Während der eine womöglich tatsächlich das Bedürfnis hat, aus der Geschichte lernen zu wollen, so möchte der andere lediglich über eine bestimmte historische Epoche mehr erfahren, ohne dabei die daraus gewonnen Lehren auf sein Handeln übertragen zu wollen.

Dann wiederum gibt es jene, die Geschichte instrumentalisieren, um das eigene Handeln zu legitimieren, ganz ähnlich, wie es auch beim Umgang von Religionen der Fall ist. Hierbei wird sehr häufig selektiv ein bestimmtes Ereignis ausgewählt, um der eigenen Tat Geltungskraft zu verleihen. In dieser Konstellation widmet man sich nicht demütig dem Studium der Geschichte, sondern man missbraucht sie.

Der Erwerb von Kompetenzen für einen aufgeklärten Umgang mit Geschichte

Damit Lernende nicht bloß Rezipienten historischer Darstellungen bleiben, plädiert die Geschichtsdidaktik seit einigen Jahren für den kompetenzorientierten Unterricht an den Schulen. Auch in Österreich ist das Kompetenzmodell fest in den Lehrplänen des Unterrichtsfachs Geschichte, Sozialkunde und politische Bildung verankert.

In diesem Zusammenhang ist auch die Dekonstruktion bereits vorhandener Narrationen der Geschichte zentral. Der Historiker wird dadurch nicht mehr als allwissender Erzähler der Vergangenheit begriffen, sondern als ein Narrator unter vielen. Die geschichtlichen Darstellungen werden demnach auch hinsichtlich ihrer Argumentationsstruktur, Fragestellungen und Intention analysiert - zumindest im Idealfall.

Doch die Pädagogik hat auch ihre Grenzen. Historisches Lernen kann nur gelingen, wenn man bereit ist, von der historischen Welt zu lernen. Oder um es in den Worten des polnischen Historikers Włodzimierz Borodziej zu sagen: "Aus der Geschichte lernen nur die, die auch lernen wollen.".

Einen Holocaust-Leugner anhand historischer Evidenz davon zu überzeugen, dass seine Haltung falsch ist, wird in den seltensten Fällen gelingen. Eine kritische Haltung in Bezug auf historischen Quellen und Darstellungen zu haben, setzt voraus, dass man sich mit ihnen befasst. Diese jedoch pauschal als falsch abzustempeln, bedeutet, sich auf keine Diskussion einlassen zu wollen. Aber bedeutet dies, dass sich die Geschichte zwangsläufig wiederholt? Wohl kaum.

Geschichte wiederholt sich nicht, auch wenn uns Ereignisse der Gegenwart an Geschehnisse der Vergangenheit erinnern, so sind doch die Rahmenbedingungen und Voraussetzungen stets andere. Wir können sehr wohl sehen, dass wir aus der Geschichte lernen.

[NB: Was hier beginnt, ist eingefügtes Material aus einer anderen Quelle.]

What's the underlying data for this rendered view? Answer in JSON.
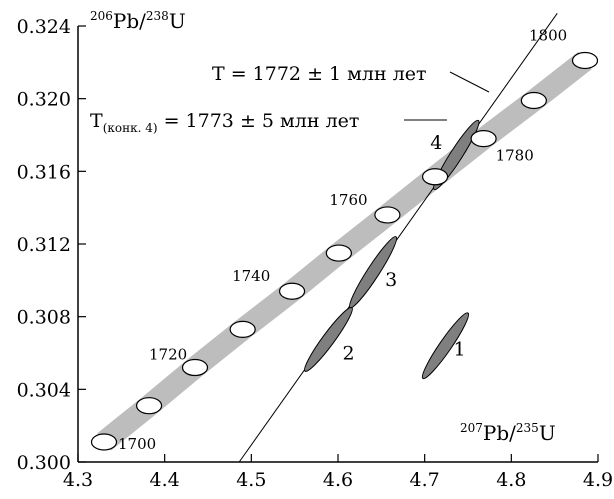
{
  "chart_data": {
    "type": "scatter",
    "title": "",
    "xlabel": {
      "pre": "207",
      "main": "Pb/",
      "sup2": "235",
      "post": "U"
    },
    "ylabel": {
      "pre": "206",
      "main": "Pb/",
      "sup2": "238",
      "post": "U"
    },
    "xlim": [
      4.3,
      4.9
    ],
    "ylim": [
      0.3,
      0.324
    ],
    "x_ticks": [
      {
        "value": 4.3,
        "label": "4.3"
      },
      {
        "value": 4.4,
        "label": "4.4"
      },
      {
        "value": 4.5,
        "label": "4.5"
      },
      {
        "value": 4.6,
        "label": "4.6"
      },
      {
        "value": 4.7,
        "label": "4.7"
      },
      {
        "value": 4.8,
        "label": "4.8"
      },
      {
        "value": 4.9,
        "label": "4.9"
      }
    ],
    "y_ticks": [
      {
        "value": 0.3,
        "label": "0.300"
      },
      {
        "value": 0.304,
        "label": "0.304"
      },
      {
        "value": 0.308,
        "label": "0.308"
      },
      {
        "value": 0.312,
        "label": "0.312"
      },
      {
        "value": 0.316,
        "label": "0.316"
      },
      {
        "value": 0.32,
        "label": "0.320"
      },
      {
        "value": 0.324,
        "label": "0.324"
      }
    ],
    "concordia_band_color": "#bdbdbd",
    "concordia_points": [
      {
        "age": 1700,
        "x": 4.33,
        "y": 0.3011,
        "label": "1700",
        "show": true
      },
      {
        "age": 1710,
        "x": 4.382,
        "y": 0.3031,
        "label": "",
        "show": false
      },
      {
        "age": 1720,
        "x": 4.435,
        "y": 0.3052,
        "label": "1720",
        "show": true
      },
      {
        "age": 1730,
        "x": 4.49,
        "y": 0.3073,
        "label": "",
        "show": false
      },
      {
        "age": 1740,
        "x": 4.547,
        "y": 0.3094,
        "label": "1740",
        "show": true
      },
      {
        "age": 1750,
        "x": 4.601,
        "y": 0.3115,
        "label": "",
        "show": false
      },
      {
        "age": 1760,
        "x": 4.657,
        "y": 0.3136,
        "label": "1760",
        "show": true
      },
      {
        "age": 1770,
        "x": 4.712,
        "y": 0.3157,
        "label": "",
        "show": false
      },
      {
        "age": 1780,
        "x": 4.768,
        "y": 0.3178,
        "label": "1780",
        "show": true
      },
      {
        "age": 1790,
        "x": 4.826,
        "y": 0.3199,
        "label": "",
        "show": false
      },
      {
        "age": 1800,
        "x": 4.885,
        "y": 0.3221,
        "label": "1800",
        "show": true
      }
    ],
    "discordia_line": {
      "x1": 4.486,
      "y1": 0.3,
      "x2": 4.853,
      "y2": 0.3247
    },
    "ellipse_color": "#7f7f7f",
    "ellipses": [
      {
        "id": "1",
        "label": "1",
        "x1": 4.698,
        "y1": 0.3046,
        "x2": 4.75,
        "y2": 0.3082
      },
      {
        "id": "2",
        "label": "2",
        "x1": 4.562,
        "y1": 0.305,
        "x2": 4.616,
        "y2": 0.3085
      },
      {
        "id": "3",
        "label": "3",
        "x1": 4.614,
        "y1": 0.3085,
        "x2": 4.667,
        "y2": 0.3124
      },
      {
        "id": "4",
        "label": "4",
        "x1": 4.711,
        "y1": 0.315,
        "x2": 4.762,
        "y2": 0.3188
      }
    ],
    "annotations": {
      "t_discordia": "T = 1772 ± 1 млн лет",
      "t_conc_pre": "T",
      "t_conc_sub": "(конк. 4)",
      "t_conc_post": " = 1773 ± 5 млн лет"
    }
  }
}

Die gegenwärtigen Schmierereien auf fragwürdigen Statuen namhafter Imperialisten zeigt, dass Geschichte eben nicht nur mit Vergangenheit zu tun hat. Eine schöne lebensnahe Aufgabe für den Geschichtsunterricht wäre es beispielsweise zu diskutieren, welche alternativen Lösungswege es in der Handhabung mit diesen Statuen gäbe und eventuell sogar zu versuchen mit den Lernenden an der Gestaltung eines neuen Lösungsweges aktiv mitzuwirken.

Auf der anderen Seite könnte man diskutieren, wie sinnvoll bereits vorhandene Alternativvorschläge sind. Es gibt beispielsweise Stimmen, die fordern die Denkmäler in Museen auszustellen, anstatt auf der Straße. Doch in vielen europäischen Museen befinden sich bis heute zahlreiche Ausstellungsstücke, die im Zuge imperialistischer Ausbeutung dorthin gelangt sind.

Es stellt sich somit die Frage, ob der pädagogische Auftrag der Museen bezüglich der Aufarbeitung des kolonialen und imperialistischen Zeitalters unter diesen Umständen überzeugen kann, wenngleich die geraubten Kulturgüter nicht in die Ursprungsländer zurückgebracht worden sind.